TABLE-US-00002 TABLE 2 Example 1 Company A Company B Mw (g/mol) 3.01 × 10.sup.6 1.17 × 10.sup.6 0.41 × 10.sup.6 weight-average molecular weight Rz (nm) 81.9 (±0.9%) 48.4 (±1.7%) 36.9 (±2.8%) rotation radius RMS conformation 0.53 0.26 0.1 plot slope Molecular shape Random Rigid Ultra-rigid coils spheres spheres

[0087] In the results, whereas the weight-average molecular weight of the proteoglycans included in the pulverulent composition obtained in example 1 was 3,010,000 Daltons, the value for one of the commercially available proteoglycan ingredient products was 1,170,000 Daltons and the value for the other was 410,000 Daltons, both of the latter being lower molecular weights than that in example 1. In addition, as pertains to the values for the rotation radius and the slope in an RMS conformation plot, which are parameters relating to molecular shape, whereas the results indicated that the proteoglycans included in the pulverulent composition obtained in example 1 had a molecular shape of random coils, the results also indicated that the commercially available proteoglycan ingredient products had a molecular shape of rigid spheres or ultra-rigid spheres.
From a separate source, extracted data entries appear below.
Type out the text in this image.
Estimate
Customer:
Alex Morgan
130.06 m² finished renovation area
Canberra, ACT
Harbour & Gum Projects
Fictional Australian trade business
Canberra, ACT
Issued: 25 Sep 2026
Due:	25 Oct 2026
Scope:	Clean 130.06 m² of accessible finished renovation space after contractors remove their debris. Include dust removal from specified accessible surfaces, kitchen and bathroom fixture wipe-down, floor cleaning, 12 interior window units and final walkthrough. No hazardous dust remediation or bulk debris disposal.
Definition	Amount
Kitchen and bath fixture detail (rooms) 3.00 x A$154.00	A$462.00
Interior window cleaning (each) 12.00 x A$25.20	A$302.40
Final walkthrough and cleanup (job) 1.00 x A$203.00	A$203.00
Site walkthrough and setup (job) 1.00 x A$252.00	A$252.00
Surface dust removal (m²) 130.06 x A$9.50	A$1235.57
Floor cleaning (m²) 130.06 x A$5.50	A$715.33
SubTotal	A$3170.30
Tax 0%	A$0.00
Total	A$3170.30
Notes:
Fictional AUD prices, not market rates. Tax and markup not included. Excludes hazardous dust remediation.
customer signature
[0088] According to the results described above, it is thought that, whereas proteoglycans were obtained in essentially their natural state in example 1 because the pulverulent composition obtained in example 1 was prepared without undergoing freezing and thawing processes, the proteoglycans in the controls were denatured or degraded at least to a molecular weight of 1,500,000 Daltons or less during the preparation process due to the commercially available proteoglycan ingredient products not being prepared using such a method.

[0089] As schematically shown in FIG. 7, in living tissues, proteoglycans (indicated by reference 1 in FIG. 7) constitute an extracellular matrix together with collagen molecules (indicated by reference 2 in FIG. 7) and hyaluronic acid molecules (indicated by reference 3 in FIG. 7). Thus, it can be understood that a plurality of proteoglycans are connected via collagen or hyaluronic acid to form multimers. In this respect, when estimating from the molecular weight measured as described above, it is thought that dimers, trimers, and tetramers, among the natural multimeric forms, were obtained in example 1 (refer to FIG. 8). It is thought that the hyaluronic acid content, indicated by reference 3 in FIG. 8, is less than 1 mass % in the results of experiment example 3 and is not included in as large quantities as the proteoglycan content or the collagen content.